I was recently honored to be invited as a keynote speaker at the 35th Annual SUMMA Conference at Stanford — hosted by the Stanford University Minority Medical Alliance, a coalition of ten student organizations within Stanford School of Medicine united by a shared mission: uplifting underserved and underrepresented communities through medicine, mentorship, and leadership.

More than 600 pre-medical and pre-health students traveled from across the country to attend. Looking out across that room, I saw not only ambition, but stories — many shaped by adversity, loss, resilience, and perseverance, much like my own. I spoke about mentorship and about the path that led me to become a surgeon and scientist — a path that has never felt linear, but rather unfolded step by step, often without visibility far beyond the immediate horizon.

When I reflect on my own journey, I think about a path navigated in darkness. At the beginning of any meaningful pursuit, the entire road is rarely visible. The turns ahead remain hidden. The distance remains uncertain. Only a few steps appear clearly — and still, progress continues.

Mentors make that progress possible. They illuminate the next step when the path itself cannot yet be seen. They stand like lamp posts along a dark road — steady, patient, quietly guiding — revealing just enough of the way to sustain forward motion.

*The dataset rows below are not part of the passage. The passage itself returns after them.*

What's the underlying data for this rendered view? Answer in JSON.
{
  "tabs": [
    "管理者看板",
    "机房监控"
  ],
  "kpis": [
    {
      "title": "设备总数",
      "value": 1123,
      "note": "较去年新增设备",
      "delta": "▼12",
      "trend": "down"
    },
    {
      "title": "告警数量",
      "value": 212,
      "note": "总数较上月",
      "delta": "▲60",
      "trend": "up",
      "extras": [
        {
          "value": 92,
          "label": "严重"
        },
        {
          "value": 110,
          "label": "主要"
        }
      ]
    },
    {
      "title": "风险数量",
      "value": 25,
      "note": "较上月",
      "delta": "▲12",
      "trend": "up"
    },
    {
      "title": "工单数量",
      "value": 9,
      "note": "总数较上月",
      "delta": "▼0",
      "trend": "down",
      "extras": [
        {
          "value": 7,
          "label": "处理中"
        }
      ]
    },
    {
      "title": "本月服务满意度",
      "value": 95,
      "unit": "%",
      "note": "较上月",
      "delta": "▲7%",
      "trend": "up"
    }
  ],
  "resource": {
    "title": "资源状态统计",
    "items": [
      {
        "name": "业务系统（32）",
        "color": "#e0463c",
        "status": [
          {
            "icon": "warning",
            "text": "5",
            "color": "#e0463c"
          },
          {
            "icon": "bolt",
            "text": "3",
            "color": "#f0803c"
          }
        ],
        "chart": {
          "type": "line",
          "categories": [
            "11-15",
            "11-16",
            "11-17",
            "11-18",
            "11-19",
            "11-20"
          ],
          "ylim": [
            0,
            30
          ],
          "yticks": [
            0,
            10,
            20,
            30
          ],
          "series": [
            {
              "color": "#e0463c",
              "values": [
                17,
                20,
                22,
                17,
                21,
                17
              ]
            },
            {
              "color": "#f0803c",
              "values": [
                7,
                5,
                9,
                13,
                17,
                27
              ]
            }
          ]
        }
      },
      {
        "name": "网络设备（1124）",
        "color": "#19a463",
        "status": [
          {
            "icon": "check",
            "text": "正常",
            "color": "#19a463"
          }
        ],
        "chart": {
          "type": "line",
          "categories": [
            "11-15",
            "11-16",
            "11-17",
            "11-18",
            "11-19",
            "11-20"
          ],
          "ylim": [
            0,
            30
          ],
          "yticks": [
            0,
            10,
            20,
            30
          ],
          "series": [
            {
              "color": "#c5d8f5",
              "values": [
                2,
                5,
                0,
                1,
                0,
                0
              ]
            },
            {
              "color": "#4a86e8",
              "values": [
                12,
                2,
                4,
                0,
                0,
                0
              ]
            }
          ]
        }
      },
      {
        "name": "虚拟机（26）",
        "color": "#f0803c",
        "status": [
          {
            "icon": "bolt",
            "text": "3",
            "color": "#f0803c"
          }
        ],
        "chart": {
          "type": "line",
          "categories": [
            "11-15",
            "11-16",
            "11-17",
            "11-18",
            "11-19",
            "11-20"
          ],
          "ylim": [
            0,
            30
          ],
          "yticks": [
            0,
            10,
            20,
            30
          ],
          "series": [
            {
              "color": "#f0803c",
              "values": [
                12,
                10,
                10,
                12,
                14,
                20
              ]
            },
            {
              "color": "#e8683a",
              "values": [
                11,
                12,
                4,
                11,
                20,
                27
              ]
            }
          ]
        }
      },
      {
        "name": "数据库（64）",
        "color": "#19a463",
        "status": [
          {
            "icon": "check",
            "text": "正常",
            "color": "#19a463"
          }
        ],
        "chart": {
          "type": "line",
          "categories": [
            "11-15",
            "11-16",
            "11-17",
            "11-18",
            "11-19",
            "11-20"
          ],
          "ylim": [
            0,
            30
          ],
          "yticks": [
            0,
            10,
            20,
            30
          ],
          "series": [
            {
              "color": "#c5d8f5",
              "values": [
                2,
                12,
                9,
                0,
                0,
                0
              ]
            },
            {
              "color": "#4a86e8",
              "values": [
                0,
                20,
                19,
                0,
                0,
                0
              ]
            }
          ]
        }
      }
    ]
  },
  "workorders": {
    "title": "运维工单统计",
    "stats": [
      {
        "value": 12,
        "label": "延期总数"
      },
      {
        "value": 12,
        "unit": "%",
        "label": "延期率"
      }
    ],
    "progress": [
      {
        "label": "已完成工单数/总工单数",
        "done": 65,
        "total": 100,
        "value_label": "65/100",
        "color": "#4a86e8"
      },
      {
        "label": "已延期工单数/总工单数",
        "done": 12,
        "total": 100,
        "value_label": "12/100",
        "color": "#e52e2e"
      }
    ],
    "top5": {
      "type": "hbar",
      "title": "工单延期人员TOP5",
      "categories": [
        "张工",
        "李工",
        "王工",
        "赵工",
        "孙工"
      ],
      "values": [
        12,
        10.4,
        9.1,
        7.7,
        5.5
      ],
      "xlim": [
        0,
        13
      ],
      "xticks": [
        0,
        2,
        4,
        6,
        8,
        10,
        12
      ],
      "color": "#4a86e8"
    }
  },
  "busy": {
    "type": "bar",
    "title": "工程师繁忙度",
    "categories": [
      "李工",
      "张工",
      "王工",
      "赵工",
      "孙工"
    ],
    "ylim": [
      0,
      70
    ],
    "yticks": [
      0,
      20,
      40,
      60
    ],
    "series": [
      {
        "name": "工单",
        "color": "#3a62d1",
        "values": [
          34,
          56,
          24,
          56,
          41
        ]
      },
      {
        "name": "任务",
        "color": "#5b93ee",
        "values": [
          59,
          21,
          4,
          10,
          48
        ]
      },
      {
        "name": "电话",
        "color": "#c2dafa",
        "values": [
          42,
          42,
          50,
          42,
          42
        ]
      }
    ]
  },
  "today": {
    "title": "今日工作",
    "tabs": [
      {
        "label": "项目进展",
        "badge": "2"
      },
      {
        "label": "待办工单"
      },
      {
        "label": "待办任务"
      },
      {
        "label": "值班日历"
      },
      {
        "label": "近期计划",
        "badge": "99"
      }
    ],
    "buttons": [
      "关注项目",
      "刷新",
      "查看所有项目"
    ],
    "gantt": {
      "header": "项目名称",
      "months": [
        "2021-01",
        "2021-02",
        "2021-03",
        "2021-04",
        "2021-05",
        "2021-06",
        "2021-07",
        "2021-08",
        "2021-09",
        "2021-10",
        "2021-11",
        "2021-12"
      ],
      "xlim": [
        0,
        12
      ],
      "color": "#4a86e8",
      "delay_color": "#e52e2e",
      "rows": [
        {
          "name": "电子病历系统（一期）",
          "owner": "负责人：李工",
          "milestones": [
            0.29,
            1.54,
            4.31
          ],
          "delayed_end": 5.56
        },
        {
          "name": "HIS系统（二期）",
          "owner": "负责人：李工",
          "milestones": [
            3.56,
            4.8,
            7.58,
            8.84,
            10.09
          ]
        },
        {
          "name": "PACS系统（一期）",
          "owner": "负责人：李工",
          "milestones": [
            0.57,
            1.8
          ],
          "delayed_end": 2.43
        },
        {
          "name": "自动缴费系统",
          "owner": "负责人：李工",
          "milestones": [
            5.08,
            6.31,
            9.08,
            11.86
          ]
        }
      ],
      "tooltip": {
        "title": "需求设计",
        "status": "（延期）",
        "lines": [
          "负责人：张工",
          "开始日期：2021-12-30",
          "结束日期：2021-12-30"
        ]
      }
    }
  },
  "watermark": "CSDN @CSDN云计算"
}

My first mentors were my parents. I lost them when I was seven years old. At that age, loss registers not as abstraction but as absence. Yet what they instilled before they were gone endured. They left a foundation strong enough to outlast circumstance: a sense of purpose, a belief in perseverance, and the conviction that difficulty does not justify stopping — it often demands continuing. They never showed me a map to medicine, but they gave something far more enduring: the belief that a path not yet visible could still be walked. They were my first light.

Over time, other lights appeared. Surgeons who modeled discipline and excellence. Scientists who insisted on questioning assumptions and pursuing truth. Teachers and leaders who demonstrated that medicine extends beyond individual patient care into discovery, system-building, and shaping the future for people never personally met. Each mentor functioned like a lamp along that road — not illuminating the entire journey, but revealing enough for the next step, and then the next, and then the next.

That is mentorship in its truest form — not a spotlight revealing a destination, but a steady source of light that sustains forward motion. At its core, mentorship does not center on information; it centers on belief. It is someone recognizing potential before it becomes self-evident. Someone steady enough to affirm belonging. Someone generous enough to encourage persistence.

Uncertainty accompanies every meaningful path. An incomplete view of the road does not signal inadequacy; it signals growth. Expansion rarely feels comfortable. The objective is not the elimination of uncertainty, but the decision to proceed with purpose despite it. A genuine desire to serve sustains progress. Scores and accolades function as tools, but the true foundation rests in something simpler and stronger: the enduring commitment to care for people when they are vulnerable. When that motivation remains authentic, it continues to guide long after confidence fluctuates.

Over time, a remarkable shift occurs. The journey no longer depends solely on borrowed light. It begins to generate its own. That transformation defines the deepest purpose of mentorship: light received, light carried forward, light placed along the path for those who follow.

As I left the SUMMA conference, one image remained vivid — a room filled with future physicians, scientists, and healers, each carrying a story, a question, and a road not yet fully visible. What stood out most was not simply ambition, but light. The curiosity, the compassion, the quiet determination — the qualities that shape not only capable clinicians, but transformative ones.

Communities like SUMMA do more than prepare students for careers in medicine. They place lamp posts along the road. They reinforce the truth that no meaningful path is walked alone. And that is how medicine advances — one light passed from hand to hand.